Warner Bros. Launches DVD to Blu-ray Trade In Program
During the past several months, I’ve written extensively about the rise of Blu-ray as the dominant format for home video. Warner Bros. aims to stimulate that growth even further with the launch of their new movie trade-in program, DVD2Blu.
DVD2Blu is the first program of its kind. The way it works is that customers who purchased a select Warner Bros. movie on DVD can send their discs in to the company (plus a small fee) and will receive the same exact title in Blu-ray format. This means that users do not have to buy new copies of the movies they already own in order to enjoy the higher quality of Blu-ray discs.
The program is intended to help home users make the transition to the new format as smoothly as possible. By trading in their previously-purchased DVD titles, consumers can avoid the full expense of starting a library of Blu-ray movies. It remains to be seen if other movie studios will launch similar trade-in programs of their own.

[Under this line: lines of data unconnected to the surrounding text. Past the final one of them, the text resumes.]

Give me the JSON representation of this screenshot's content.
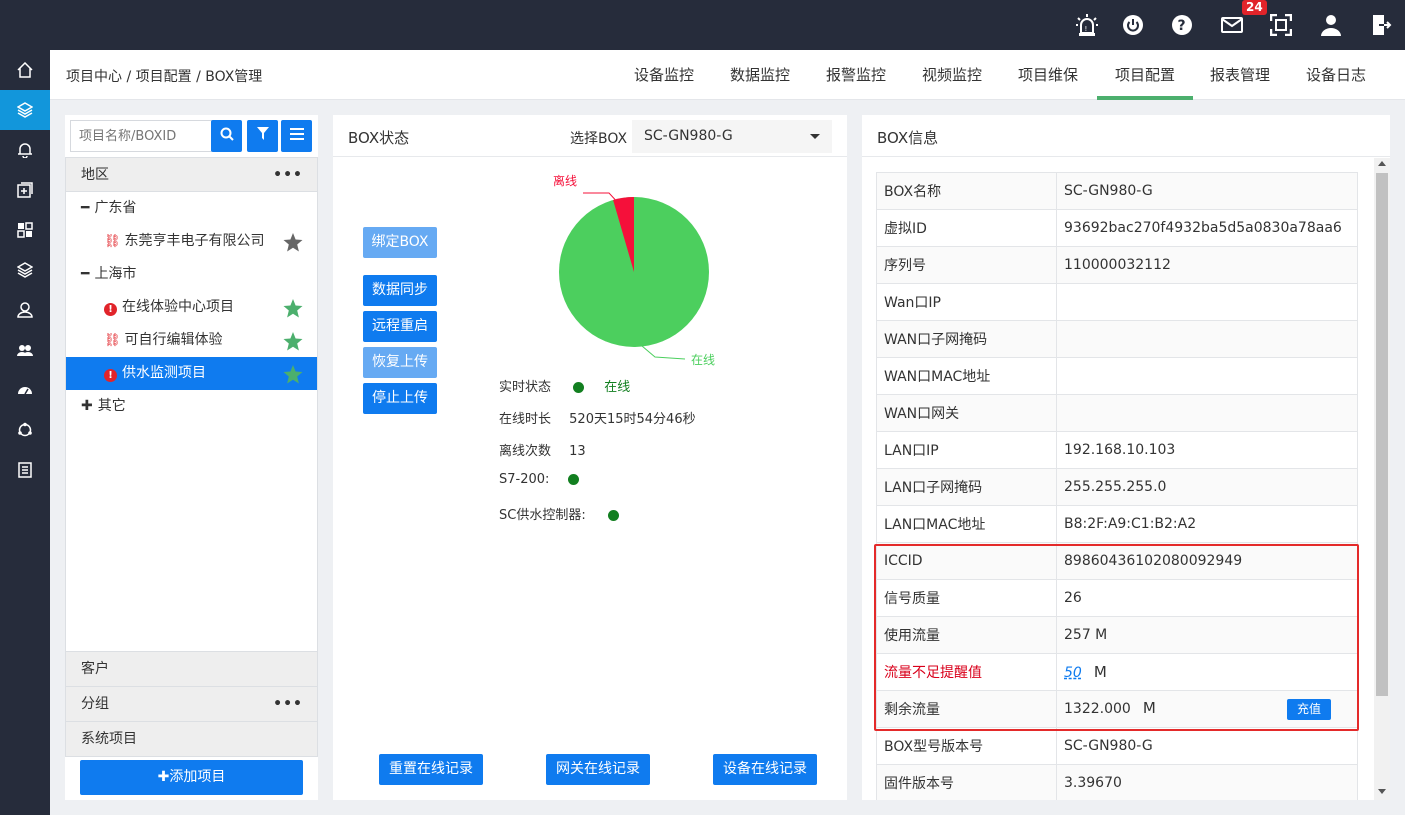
{
  "topbar": {
    "notifications_badge": "24",
    "icons": [
      "alarm-light-icon",
      "power-icon",
      "help-icon",
      "mail-icon",
      "fullscreen-icon",
      "user-icon",
      "logout-icon"
    ]
  },
  "sidebar": {
    "items": [
      "home-icon",
      "layers-icon",
      "bell-icon",
      "add-box-icon",
      "dashboard-icon",
      "stack-icon",
      "user-outline-icon",
      "group-icon",
      "gauge-icon",
      "cycle-icon",
      "list-icon"
    ],
    "active_index": 1
  },
  "breadcrumb": "项目中心 / 项目配置 / BOX管理",
  "tabs": [
    "设备监控",
    "数据监控",
    "报警监控",
    "视频监控",
    "项目维保",
    "项目配置",
    "报表管理",
    "设备日志"
  ],
  "active_tab": "项目配置",
  "left": {
    "search_placeholder": "项目名称/BOXID",
    "region_title": "地区",
    "tree": {
      "guangdong": "广东省",
      "dongguan": "东莞亨丰电子有限公司",
      "shanghai": "上海市",
      "online_center": "在线体验中心项目",
      "editable": "可自行编辑体验",
      "water": "供水监测项目",
      "other": "其它"
    },
    "customer": "客户",
    "group": "分组",
    "system": "系统项目",
    "add_button": "✚添加项目"
  },
  "mid": {
    "title": "BOX状态",
    "select_label": "选择BOX",
    "selected_box": "SC-GN980-G",
    "buttons": {
      "bind": "绑定BOX",
      "sync": "数据同步",
      "reboot": "远程重启",
      "resume": "恢复上传",
      "stop": "停止上传"
    },
    "pie": {
      "offline_label": "离线",
      "online_label": "在线",
      "offline_fraction": 0.045
    },
    "status_label": "实时状态",
    "status_value": "在线",
    "online_duration_label": "在线时长",
    "online_duration_value": "520天15时54分46秒",
    "offline_count_label": "离线次数",
    "offline_count_value": "13",
    "s7_label": "S7-200:",
    "sc_label": "SC供水控制器:",
    "reset_online": "重置在线记录",
    "gateway_online": "网关在线记录",
    "device_online": "设备在线记录"
  },
  "right": {
    "title": "BOX信息",
    "rows": [
      {
        "k": "BOX名称",
        "v": "SC-GN980-G"
      },
      {
        "k": "虚拟ID",
        "v": "93692bac270f4932ba5d5a0830a78aa6"
      },
      {
        "k": "序列号",
        "v": "110000032112"
      },
      {
        "k": "Wan口IP",
        "v": ""
      },
      {
        "k": "WAN口子网掩码",
        "v": ""
      },
      {
        "k": "WAN口MAC地址",
        "v": ""
      },
      {
        "k": "WAN口网关",
        "v": ""
      },
      {
        "k": "LAN口IP",
        "v": "192.168.10.103"
      },
      {
        "k": "LAN口子网掩码",
        "v": "255.255.255.0"
      },
      {
        "k": "LAN口MAC地址",
        "v": "B8:2F:A9:C1:B2:A2"
      },
      {
        "k": "ICCID",
        "v": "89860436102080092949"
      },
      {
        "k": "信号质量",
        "v": "26"
      },
      {
        "k": "使用流量",
        "v": "257 M"
      },
      {
        "k": "流量不足提醒值",
        "v": "50",
        "unit": "M"
      },
      {
        "k": "剩余流量",
        "v": "1322.000",
        "unit": "M",
        "button": "充值"
      },
      {
        "k": "BOX型号版本号",
        "v": "SC-GN980-G"
      },
      {
        "k": "固件版本号",
        "v": "3.39670"
      }
    ]
  }
}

According to the DVD2Blu website, 91 titles are currently available for trade-in. These include recent releases such as Ocean’s Thirteen and Gran Torino, as well as a full selection of classic movies from directors such as Stanley Kubrick. Up to 25 DVD movies per household can be upgraded to Blu-ray through the DVD2Blu program.
This sounds like a great idea for customers who have a large collection of Warner Bros. movies, but the program is not without its drawbacks. First, the program is limited to customers in the US (including Alaska and Hawaii) and Puerto Rico. Customers in Canada, Mexico, and other countries outside the United States are not able to participate in the program.

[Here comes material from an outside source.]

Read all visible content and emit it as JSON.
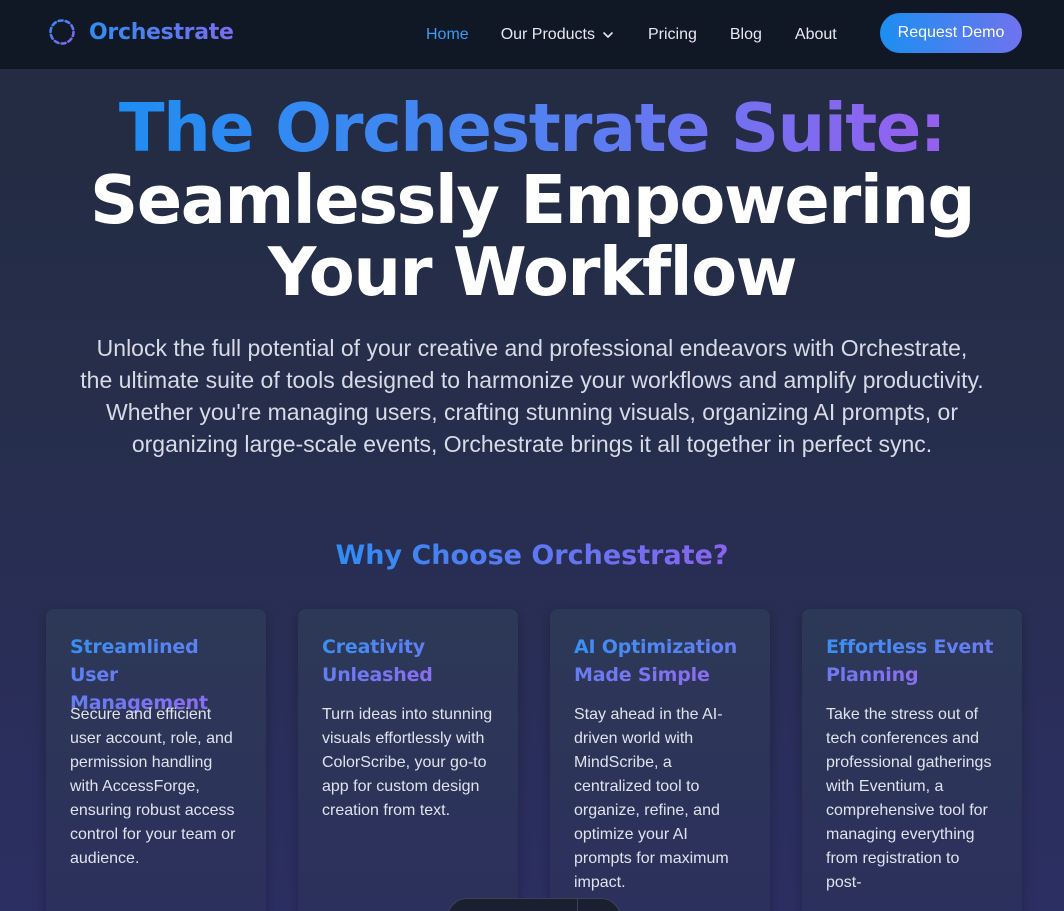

Another unusual item of note is that when sending in your old DVD titles, Warner Bros. does not want the cases or packaging…just the discs by themselves. The replacement movies are shipped out in in full retail packaging, as if they were purchased from the store. This seems kind of odd to me. What are you supposed to do with the old DVD cases?
Aside from those two minor issues, I think Warner Bros. is on to something good here. I hope that other studios such as Sony, Universal, Paramount, and MGM will introduce their own trade-in programs as well. Overall, I think that the DVD2Blu program is a good deal for consumers who do not want to re-purchase their same collection of movies in a new format.
As consumer interest in Blu-ray continues to grow, so too will the demand for movies and other products such as blank recordable BD-R discs.